Canada’s parliament starts the week right by approving the bill of banning the capture and breeding of whales, dolphins and other cetaceans on Monday.

The bill was first proposed by animal rights activists in 2015, and it is now awaiting approval, but will not apply retroactively, which means captive marine mammals will have to stay confined. Marine animals that are injured and need to undergo rehabilitation will also need to stay in confinement, until authorities give them a green card to be freed and sent back into their natural habitats.

(Unsplash/Andrew Bain)

“This is such an important law because it bans breeding, making sure the whales and dolphins currently kept in tiny tanks in Canada are the last generation to suffer,” Melissa Matlow, campaign director for World Animal Protection Canada, said in a statement. “We hope that other countries will now follow Canada’s lead and that travel companies will also realize the declining acceptance for these types of attractions.”

Nina Devries, the spokesman for the animal rights group, added that Canada is now one of the 11 countries who stopped supporting the keeping and breeding of whales, dolphins, and porpoises for entertainment.
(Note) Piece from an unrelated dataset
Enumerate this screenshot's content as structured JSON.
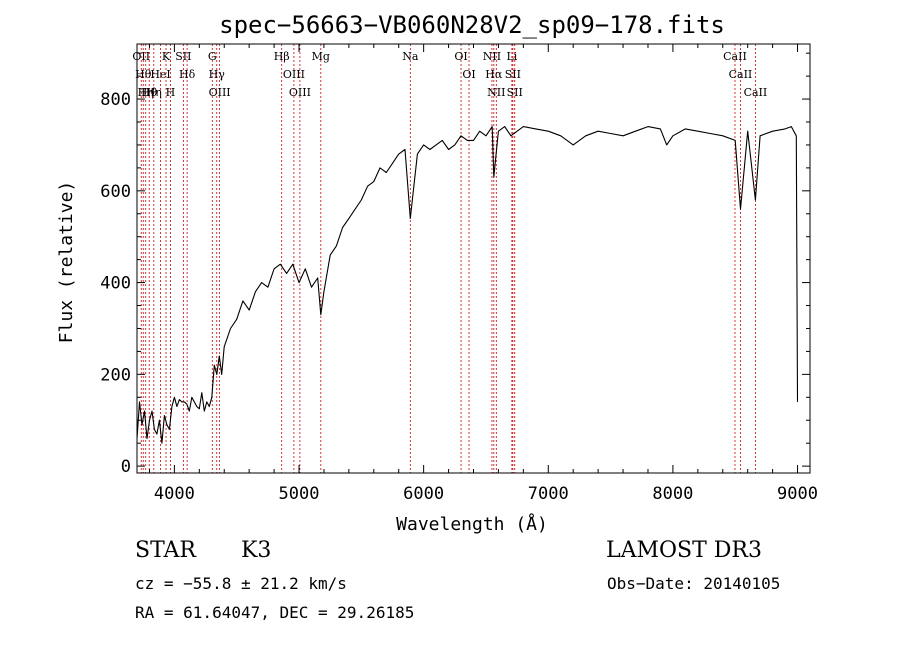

Costa Rica and Chile are one of the countries who also banned capture and breeding of the marine animals, following several backlashes against theme parks that showcase whales and dolphins.

(Unsplash/Wynand Uys)

Just last year, Thomas Cook, a British tour operator also announced plans to stop selling trips to animal parks that showcase and keep captive killer whales.

Currently, Marineland in Niagara Falls and the Vancouver Aquarium are the only facilities in Canada that keeps whales and dolphins in captivity.